Il valore di una moneta, fin dall’antichità, era dato dalla quantità di metallo prezioso, oro o argento, contenuto in esse.
Esistevano monete più piccole, accettate per convenzione per le spese quotidiane, fatte di rame o altre leghe, ma le transazioni importanti si facevano con le monete d’oro e d’argento.
Oggi invece non c’è alcun rapporto tra il denaro e i metalli preziosi.
Persino la moneta cartacea sembra destinata a essere superata in favore di quella elettronica.
Qui cercheremo di ripercorrere le tappe che hanno portato il denaro a distaccarsi sempre di più dal metallo prezioso e ad assumere un valore puramente convenzionale.
Prima tappa del nostro percorso è l’origine della banconota.
Origini della banconota

Le origini della moneta cartacea si possono ritrovare in Cina, dove venivano utilizzate già a partire dal IX secolo.
Per vedere le prime banconote in Europa occorre aspettare XVII secolo, ma è solo alla fine di quello stesso secolo che queste iniziano ad assumere importanza, per diffondersi poi in tutto il mondo.
Ma che cos’è una banconota?
Ad emettere una banconota, o biglietto di banca, è una banca di emissione, che fornisce a chi le chiede in prestito questi biglietti.
Il possessore della banconota ha il diritto di presentarsi in qualunque momento presso lo sportello dell’istituto di emissione e ricevere in cambio la quantità di moneta metallica indicata.
Diversi “corsi” per le banconote

In questa prima fase le banconote hanno corso fiduciario, ovvero i privati hanno la possibilità di accettarle o non accettarle come mezzo di pagamento, decidendo se confidare o meno nella promessa della banca.
In una fase successiva acquisteranno corso legale quando, per legge, nessuno può rifiutarle come mezzo di pagamento.
In determinati periodi poi viene imposto il corso forzoso, ovvero viene sospesa la convertibilità in moneta metallica.
Il primo vero istituto di emissione fu, a partire dal 1695, la Bank of England che, a dispetto del nome, era una banca privata e, inizialmente, non aveva il monopolio dell’emissione di cartamoneta nel territorio britannico.
La convenienza per la banca è che questa stamperà cartamoneta per un valore superiore rispetto a quello delle proprie riserve monetarie “reali”.
La scommessa è che non tutte le banconote verranno cambiate, ma che circoleranno e verranno accettate per pagare, perché, se tutti i possessori dei biglietti chiedessero di cambiarli non ci sarebbero i mezzi per farlo e l’istituto fallirebbe.
Sembra un gioco di prestigio rischioso con cui viene creato denaro dal nulla.
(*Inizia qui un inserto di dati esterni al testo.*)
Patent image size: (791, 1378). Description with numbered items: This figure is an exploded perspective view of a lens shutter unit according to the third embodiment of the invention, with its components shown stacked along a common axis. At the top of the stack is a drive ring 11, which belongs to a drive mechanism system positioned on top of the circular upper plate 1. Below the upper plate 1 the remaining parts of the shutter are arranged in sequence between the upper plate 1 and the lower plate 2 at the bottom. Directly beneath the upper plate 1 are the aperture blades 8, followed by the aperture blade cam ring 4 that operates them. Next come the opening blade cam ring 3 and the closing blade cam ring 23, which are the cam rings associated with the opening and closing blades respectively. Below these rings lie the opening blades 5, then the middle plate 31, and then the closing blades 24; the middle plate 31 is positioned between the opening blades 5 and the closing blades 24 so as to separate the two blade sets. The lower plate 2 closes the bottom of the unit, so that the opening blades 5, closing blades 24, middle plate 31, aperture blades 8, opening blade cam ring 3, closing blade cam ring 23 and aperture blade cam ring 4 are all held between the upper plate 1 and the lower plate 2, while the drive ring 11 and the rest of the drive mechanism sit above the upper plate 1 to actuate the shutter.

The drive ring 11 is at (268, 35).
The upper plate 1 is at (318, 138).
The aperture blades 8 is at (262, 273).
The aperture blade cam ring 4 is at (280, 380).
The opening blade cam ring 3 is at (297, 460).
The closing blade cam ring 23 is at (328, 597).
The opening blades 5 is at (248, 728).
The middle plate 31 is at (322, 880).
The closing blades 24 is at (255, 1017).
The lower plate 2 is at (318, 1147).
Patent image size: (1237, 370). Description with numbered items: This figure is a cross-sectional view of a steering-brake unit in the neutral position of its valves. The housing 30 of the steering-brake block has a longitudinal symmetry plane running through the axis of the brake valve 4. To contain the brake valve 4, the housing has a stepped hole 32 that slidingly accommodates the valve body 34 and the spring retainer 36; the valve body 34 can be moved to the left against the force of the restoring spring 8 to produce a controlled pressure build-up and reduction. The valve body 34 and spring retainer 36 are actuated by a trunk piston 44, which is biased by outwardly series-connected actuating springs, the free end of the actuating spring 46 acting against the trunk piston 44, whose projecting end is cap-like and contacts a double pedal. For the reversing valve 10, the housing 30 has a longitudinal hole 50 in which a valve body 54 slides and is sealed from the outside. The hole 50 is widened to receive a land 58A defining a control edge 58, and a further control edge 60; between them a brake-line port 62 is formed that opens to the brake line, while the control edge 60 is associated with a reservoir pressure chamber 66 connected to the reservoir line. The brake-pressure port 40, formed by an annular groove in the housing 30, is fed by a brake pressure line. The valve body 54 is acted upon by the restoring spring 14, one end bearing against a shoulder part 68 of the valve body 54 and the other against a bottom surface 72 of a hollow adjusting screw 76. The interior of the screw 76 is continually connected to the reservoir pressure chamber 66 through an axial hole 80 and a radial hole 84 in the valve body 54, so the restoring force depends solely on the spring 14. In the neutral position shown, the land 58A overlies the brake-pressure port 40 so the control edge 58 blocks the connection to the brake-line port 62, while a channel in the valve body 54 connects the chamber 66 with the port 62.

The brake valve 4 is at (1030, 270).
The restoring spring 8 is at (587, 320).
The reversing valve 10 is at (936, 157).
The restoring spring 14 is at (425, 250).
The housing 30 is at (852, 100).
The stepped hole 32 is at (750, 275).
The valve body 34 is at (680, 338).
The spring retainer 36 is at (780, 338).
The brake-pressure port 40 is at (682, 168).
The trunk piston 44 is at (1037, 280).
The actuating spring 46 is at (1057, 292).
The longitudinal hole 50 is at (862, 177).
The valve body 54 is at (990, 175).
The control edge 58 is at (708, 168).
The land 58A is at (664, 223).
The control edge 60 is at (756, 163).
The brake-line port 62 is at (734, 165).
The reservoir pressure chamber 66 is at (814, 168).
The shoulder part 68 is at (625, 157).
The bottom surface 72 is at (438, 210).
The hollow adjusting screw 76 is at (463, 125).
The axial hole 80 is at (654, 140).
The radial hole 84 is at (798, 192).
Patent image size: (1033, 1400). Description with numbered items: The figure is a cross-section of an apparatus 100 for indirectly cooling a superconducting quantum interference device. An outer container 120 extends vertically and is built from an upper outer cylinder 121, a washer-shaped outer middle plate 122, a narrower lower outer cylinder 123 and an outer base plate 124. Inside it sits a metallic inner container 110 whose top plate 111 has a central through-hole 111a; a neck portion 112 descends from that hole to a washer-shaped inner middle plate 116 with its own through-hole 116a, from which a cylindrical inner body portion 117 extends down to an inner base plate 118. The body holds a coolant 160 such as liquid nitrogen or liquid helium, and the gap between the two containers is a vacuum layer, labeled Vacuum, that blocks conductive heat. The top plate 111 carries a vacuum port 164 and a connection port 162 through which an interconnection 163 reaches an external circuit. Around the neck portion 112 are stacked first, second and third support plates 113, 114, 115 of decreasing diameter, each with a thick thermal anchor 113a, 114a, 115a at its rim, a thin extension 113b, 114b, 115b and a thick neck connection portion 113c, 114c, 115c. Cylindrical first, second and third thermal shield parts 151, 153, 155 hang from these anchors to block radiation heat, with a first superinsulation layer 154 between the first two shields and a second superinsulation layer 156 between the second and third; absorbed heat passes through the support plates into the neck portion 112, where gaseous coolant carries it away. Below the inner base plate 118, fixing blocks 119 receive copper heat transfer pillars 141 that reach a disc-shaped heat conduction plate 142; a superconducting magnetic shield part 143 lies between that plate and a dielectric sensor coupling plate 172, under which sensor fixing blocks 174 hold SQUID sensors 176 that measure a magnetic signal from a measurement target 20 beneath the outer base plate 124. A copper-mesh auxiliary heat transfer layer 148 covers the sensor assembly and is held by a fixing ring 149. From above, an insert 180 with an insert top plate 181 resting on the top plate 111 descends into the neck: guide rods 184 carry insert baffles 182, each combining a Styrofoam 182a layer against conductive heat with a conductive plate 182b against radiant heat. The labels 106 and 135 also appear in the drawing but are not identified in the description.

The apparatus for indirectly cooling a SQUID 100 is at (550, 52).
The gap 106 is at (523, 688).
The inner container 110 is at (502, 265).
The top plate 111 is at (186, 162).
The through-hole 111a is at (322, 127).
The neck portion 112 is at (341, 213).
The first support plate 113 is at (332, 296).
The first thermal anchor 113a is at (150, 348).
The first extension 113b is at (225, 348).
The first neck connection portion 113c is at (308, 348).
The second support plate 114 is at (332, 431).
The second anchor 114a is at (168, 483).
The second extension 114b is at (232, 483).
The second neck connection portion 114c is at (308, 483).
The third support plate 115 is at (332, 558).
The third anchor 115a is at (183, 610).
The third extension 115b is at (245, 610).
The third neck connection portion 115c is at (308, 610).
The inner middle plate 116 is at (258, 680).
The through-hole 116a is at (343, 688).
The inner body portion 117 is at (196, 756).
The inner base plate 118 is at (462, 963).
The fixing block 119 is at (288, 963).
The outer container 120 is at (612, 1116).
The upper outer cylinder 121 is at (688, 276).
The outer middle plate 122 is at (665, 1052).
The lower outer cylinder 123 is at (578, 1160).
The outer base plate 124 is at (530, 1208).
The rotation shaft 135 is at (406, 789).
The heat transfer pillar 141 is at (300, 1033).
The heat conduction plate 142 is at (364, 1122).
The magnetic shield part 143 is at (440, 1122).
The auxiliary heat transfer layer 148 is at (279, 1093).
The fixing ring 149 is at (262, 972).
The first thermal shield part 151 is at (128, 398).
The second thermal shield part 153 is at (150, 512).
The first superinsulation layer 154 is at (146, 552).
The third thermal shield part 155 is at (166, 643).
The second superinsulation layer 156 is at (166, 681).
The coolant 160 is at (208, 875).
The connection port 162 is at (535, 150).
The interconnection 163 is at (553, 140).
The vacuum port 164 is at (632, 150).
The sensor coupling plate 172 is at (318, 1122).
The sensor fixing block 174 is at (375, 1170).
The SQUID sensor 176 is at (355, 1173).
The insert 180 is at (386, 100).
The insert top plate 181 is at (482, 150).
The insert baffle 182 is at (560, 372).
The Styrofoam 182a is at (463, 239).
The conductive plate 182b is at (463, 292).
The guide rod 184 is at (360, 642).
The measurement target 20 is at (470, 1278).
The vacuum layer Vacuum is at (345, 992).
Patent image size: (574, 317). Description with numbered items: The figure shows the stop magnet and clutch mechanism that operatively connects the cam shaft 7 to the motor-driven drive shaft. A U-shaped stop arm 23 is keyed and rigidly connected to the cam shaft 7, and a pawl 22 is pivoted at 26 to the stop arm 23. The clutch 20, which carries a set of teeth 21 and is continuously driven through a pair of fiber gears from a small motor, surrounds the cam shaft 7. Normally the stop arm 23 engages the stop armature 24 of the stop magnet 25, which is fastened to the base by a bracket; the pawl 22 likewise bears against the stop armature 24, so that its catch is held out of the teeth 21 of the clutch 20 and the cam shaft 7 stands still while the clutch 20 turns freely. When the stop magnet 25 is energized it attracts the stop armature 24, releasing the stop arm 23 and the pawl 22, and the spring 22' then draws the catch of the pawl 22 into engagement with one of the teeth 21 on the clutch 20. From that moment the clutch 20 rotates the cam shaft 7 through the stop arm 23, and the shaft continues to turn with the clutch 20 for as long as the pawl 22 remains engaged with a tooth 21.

E infatti il primo tentativo di imporre quella cartacea come l’unica moneta esistente si risolse in un disastro.
L’esperienza francese

Nei primi anni del Settecento Filippo d’Orleans, reggente di Francia per conto del minorenne Luigi XV, decise di dar credito alle idee dell’economista John Law, uno scozzese che aveva lasciato il proprio paese dopo aver ucciso un uomo in duello.
Law fondò una banca di emissione, la Banque General, e ottenne il monopolio del commercio con le colonie, quello della riscossione delle imposte e il ministero delle finanze.
L’intento era quello di mettere fuori corso le monete d’oro sostituendole con i biglietti della banca, ma, dopo un iniziale successo, il sistema non resse.
Nel 1720 la Banque General fallì, mandando in rovina numerosi risparmiatori, mentre Law riuscì ad evitare la prigione della Bastiglia fuggendo a Venezia.
Al contrario, nell’Inghilterra della prima rivoluzione industriale i biglietti della Bank of England conobbero un crescente successo.
Dal 1833 questi divennero a corso legale e nel 1844 la legge bancaria permise di guadagnare gradualmente il monopolio dell’emissione.
Da Londra il sistema della moneta cartacea si diffuse in tutto il mondo, aiutando lo sviluppo dei commerci che necessitavano di mezzi di pagamento adeguati al loro volume crescente.